IRM : Mag’s Winter Podcast (2013) by Indierockmag on Mixcloud


1. Why ? - Crushed Bones

Quelque chose du titre parfait ce Crushed Bones, pour moi. En tout cas, mon top one Why ? tous albums confondus. Ces fractures, cette orchestration, ces contrastes... something like... the perfect track !  


2. Swordplay & Pierre The Motionless - Ant Eats Anteater (feat. James P Honey)

Pour le contraste entre les flows de Honey et Swordplay (la première voix qu’on entend est celle de Swordplay, rapidement relayée par Honey) : la rencontre est rare, le beatmaking parfait, ultra fan de ce titre ! On attend de nouvelles choses du duo Swordplay / Pierre The Motionless pour bientôt on espère, et il se pourrait bien que ce soit dans cette veine..


3. 13&God - Death Major

On s’enfonce un peu dans la fêlure alt-rap avec 13&God, en particulier sur ce titre avec la voix d’alien de Doseone au meilleur de sa forme et ces orchestrations sinueuses entre ruptures et délicatesse absolue. Toujours été très fan des Notwist, alors forcément, la rencontre avec le duo Themselves, j’aime ! Et sur ce titre je la trouve magnifique.

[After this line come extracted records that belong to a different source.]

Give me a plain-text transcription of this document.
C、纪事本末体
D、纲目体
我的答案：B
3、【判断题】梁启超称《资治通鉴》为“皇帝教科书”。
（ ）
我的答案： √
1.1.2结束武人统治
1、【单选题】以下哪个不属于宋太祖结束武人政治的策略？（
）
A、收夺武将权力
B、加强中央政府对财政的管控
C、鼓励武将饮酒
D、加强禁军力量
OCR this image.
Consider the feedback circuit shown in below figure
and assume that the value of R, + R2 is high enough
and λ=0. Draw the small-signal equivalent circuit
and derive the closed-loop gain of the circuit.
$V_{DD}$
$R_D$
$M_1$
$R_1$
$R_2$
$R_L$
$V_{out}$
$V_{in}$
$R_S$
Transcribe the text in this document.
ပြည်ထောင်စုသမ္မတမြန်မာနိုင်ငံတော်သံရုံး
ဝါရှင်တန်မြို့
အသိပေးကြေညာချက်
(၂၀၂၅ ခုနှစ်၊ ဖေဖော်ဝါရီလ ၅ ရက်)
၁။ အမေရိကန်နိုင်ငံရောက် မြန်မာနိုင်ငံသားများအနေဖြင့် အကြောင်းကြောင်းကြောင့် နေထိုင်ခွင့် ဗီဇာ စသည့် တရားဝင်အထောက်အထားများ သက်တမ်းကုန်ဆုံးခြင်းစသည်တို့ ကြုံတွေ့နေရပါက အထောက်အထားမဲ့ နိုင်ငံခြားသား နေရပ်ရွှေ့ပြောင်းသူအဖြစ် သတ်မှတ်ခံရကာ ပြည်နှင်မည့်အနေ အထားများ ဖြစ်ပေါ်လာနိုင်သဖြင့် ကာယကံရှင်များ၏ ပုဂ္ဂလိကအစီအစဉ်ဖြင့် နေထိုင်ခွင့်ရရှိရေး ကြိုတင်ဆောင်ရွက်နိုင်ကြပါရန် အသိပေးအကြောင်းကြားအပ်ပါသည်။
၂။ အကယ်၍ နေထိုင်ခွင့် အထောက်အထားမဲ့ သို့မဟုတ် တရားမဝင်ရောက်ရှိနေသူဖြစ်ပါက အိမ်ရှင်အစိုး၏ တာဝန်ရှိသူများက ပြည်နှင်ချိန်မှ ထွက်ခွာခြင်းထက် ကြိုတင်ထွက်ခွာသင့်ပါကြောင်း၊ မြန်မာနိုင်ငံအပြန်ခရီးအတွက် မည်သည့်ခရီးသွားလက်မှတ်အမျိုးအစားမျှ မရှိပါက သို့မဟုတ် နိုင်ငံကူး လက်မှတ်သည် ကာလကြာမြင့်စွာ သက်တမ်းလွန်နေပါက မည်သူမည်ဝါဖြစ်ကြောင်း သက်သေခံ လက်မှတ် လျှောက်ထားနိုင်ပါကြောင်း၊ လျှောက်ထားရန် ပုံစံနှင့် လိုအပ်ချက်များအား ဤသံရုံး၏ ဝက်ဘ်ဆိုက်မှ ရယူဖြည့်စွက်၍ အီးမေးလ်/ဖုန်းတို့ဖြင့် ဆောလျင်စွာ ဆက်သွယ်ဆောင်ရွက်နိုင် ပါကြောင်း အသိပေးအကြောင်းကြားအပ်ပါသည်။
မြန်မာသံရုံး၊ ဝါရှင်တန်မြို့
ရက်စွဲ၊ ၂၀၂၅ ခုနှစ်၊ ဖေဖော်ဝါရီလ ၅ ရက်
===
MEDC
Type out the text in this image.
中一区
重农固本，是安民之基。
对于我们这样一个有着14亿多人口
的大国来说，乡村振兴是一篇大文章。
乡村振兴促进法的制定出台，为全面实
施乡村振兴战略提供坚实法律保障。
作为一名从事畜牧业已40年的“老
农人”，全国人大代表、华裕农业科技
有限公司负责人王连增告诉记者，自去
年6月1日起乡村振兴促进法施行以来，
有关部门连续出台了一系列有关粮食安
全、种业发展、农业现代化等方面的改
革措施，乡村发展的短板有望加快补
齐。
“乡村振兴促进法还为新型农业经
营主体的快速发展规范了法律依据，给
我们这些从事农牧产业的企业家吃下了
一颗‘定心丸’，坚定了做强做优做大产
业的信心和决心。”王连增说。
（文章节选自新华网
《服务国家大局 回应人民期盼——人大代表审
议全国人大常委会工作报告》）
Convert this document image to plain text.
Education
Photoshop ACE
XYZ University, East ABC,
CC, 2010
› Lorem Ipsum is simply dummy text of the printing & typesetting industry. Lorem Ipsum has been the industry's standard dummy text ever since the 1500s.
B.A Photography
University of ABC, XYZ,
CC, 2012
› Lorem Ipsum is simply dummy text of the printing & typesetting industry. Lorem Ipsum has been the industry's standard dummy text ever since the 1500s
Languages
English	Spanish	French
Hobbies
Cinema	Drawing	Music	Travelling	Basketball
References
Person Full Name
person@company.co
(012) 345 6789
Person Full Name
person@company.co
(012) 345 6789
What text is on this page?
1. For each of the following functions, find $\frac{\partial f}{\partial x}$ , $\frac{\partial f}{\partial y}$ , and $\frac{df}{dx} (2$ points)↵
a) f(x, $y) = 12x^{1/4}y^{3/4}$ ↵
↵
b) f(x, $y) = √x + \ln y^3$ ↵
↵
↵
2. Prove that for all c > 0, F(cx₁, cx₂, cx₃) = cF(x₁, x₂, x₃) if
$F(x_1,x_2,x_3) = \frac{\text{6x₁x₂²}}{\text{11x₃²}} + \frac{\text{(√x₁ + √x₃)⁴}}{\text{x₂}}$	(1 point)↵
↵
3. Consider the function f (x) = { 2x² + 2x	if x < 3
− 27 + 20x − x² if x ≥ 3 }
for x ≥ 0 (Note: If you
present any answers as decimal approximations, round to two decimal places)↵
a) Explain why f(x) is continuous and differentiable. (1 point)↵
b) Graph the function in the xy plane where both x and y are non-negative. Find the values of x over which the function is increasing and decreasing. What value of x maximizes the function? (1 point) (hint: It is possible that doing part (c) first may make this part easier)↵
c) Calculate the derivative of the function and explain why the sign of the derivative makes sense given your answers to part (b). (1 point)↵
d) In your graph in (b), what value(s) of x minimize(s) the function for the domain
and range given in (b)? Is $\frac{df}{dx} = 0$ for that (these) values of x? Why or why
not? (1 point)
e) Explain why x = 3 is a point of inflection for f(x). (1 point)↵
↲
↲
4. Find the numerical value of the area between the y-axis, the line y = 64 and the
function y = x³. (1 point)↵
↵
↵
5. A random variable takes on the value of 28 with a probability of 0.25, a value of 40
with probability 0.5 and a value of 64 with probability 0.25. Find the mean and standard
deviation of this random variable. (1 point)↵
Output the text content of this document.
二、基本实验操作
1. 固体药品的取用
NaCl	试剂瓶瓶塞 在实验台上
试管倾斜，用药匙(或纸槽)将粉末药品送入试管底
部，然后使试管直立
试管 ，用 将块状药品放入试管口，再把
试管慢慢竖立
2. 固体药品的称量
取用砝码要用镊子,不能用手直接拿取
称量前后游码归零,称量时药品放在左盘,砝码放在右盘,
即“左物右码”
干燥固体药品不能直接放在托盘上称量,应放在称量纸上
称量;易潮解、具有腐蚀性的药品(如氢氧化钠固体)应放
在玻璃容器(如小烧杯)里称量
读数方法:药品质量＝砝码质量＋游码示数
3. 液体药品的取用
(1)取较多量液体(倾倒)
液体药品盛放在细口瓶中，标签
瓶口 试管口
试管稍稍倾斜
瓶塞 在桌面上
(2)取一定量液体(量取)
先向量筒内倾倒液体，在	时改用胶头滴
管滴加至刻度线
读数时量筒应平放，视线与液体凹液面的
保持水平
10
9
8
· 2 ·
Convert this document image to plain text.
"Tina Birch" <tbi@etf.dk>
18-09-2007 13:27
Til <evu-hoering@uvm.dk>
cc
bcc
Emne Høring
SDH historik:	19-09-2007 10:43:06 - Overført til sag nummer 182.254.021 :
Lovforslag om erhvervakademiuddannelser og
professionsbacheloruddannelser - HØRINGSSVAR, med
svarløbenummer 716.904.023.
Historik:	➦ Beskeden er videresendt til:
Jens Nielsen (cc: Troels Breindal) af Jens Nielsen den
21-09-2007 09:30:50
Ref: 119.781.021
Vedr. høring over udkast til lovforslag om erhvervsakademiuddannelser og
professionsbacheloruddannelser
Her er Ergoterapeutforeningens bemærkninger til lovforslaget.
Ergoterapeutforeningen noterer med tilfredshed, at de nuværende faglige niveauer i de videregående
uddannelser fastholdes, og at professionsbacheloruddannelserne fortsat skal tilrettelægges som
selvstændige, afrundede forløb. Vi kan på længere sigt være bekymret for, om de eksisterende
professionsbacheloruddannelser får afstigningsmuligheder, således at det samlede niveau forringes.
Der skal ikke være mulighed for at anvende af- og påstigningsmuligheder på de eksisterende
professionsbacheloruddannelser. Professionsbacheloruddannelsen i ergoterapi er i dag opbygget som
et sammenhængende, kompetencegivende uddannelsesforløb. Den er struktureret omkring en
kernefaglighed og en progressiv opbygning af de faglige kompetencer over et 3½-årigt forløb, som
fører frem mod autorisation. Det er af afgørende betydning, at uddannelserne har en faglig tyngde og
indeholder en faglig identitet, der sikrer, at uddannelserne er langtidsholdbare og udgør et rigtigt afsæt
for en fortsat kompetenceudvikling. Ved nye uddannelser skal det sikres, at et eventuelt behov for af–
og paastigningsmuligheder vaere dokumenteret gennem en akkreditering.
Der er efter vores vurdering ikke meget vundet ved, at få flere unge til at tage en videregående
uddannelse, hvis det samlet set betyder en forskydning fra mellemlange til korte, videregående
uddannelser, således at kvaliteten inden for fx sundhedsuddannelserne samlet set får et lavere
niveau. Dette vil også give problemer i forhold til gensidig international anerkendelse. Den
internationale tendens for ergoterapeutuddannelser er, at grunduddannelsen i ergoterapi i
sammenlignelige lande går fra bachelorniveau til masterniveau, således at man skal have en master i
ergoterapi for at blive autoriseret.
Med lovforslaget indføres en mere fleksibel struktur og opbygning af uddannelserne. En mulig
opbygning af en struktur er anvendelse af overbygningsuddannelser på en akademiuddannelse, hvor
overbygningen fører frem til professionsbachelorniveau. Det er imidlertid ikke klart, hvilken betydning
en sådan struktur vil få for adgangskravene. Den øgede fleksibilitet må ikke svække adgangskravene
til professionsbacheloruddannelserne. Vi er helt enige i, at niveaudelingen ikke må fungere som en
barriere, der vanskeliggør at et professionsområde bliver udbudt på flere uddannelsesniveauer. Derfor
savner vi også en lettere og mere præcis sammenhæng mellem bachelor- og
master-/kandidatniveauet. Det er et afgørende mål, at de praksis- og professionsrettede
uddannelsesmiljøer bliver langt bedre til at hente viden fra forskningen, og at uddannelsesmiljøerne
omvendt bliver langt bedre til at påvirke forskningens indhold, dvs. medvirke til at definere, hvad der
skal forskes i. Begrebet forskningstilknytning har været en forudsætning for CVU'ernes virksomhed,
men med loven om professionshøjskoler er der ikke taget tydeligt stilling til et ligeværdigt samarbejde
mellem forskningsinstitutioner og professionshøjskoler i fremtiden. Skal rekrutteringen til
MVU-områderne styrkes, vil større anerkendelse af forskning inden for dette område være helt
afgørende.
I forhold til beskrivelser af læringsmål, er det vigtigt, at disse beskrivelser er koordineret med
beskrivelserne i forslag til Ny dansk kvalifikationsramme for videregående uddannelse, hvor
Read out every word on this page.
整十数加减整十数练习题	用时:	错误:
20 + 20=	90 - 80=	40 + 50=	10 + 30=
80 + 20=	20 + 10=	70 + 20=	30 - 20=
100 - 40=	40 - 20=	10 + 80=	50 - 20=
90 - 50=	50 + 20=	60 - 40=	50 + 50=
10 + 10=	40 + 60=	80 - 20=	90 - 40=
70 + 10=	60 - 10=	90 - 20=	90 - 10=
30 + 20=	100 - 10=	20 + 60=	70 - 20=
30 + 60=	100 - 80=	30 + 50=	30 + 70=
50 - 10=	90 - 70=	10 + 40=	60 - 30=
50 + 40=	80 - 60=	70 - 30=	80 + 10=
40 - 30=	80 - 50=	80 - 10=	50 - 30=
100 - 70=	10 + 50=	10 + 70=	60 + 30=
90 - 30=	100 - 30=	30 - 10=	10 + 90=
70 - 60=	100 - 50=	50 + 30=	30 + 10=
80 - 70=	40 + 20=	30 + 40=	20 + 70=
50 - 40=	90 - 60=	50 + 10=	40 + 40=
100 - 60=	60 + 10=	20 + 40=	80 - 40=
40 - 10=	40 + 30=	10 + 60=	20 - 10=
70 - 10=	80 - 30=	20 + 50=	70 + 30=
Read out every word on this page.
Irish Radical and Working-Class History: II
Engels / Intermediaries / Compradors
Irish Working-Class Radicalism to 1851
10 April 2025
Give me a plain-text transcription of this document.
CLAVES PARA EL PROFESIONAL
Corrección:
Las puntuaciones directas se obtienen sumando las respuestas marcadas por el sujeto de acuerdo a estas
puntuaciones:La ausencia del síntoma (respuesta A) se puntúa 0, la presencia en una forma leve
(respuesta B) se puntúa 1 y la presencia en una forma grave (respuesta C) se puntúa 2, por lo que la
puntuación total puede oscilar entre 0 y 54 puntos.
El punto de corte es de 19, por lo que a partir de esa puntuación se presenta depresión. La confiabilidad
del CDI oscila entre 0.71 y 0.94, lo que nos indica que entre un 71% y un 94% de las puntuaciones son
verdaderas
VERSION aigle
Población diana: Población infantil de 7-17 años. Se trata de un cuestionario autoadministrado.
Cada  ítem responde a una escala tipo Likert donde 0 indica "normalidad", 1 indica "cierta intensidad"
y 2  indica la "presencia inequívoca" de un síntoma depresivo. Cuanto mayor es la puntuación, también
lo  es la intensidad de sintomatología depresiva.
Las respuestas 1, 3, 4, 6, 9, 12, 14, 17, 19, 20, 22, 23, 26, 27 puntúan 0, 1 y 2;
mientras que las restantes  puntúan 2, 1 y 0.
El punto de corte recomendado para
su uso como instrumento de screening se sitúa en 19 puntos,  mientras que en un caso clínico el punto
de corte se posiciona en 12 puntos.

4. Fbc Fabric & Reindeer - The Only Dance I Can Do

Ce titre a si souvent collé, par sa beauté sombre, sa tristesse alanguie, à ma propre mélancolie... "Fbcfabric & reindeer write music which falls somewhere between reality and a darkly distorted version of it". Issu du très bel album It’s Not Who You Know, It’s Whom You Know, album épuisé sorti en 2005 et devenu culte dans le petit monde de l’alt rap, ce qui fait bien plaisir.


5. 2econd Class Citizen - On Emptiness

Tu retiens ton souffle : un des plus beaux titres instrumentaux que la terre ait jamais porté (avec le Please Call Stella de Fbc Fabric, album cité juste avant). 2econd Class Citizen est un artiste du label allemand Equinox géré par DJ Scientist. Son album A World Without doit faire partie de toute collection qui se respecte, d’autant qu’Equinox a la bonne habitude de sortir de très beaux vinyles !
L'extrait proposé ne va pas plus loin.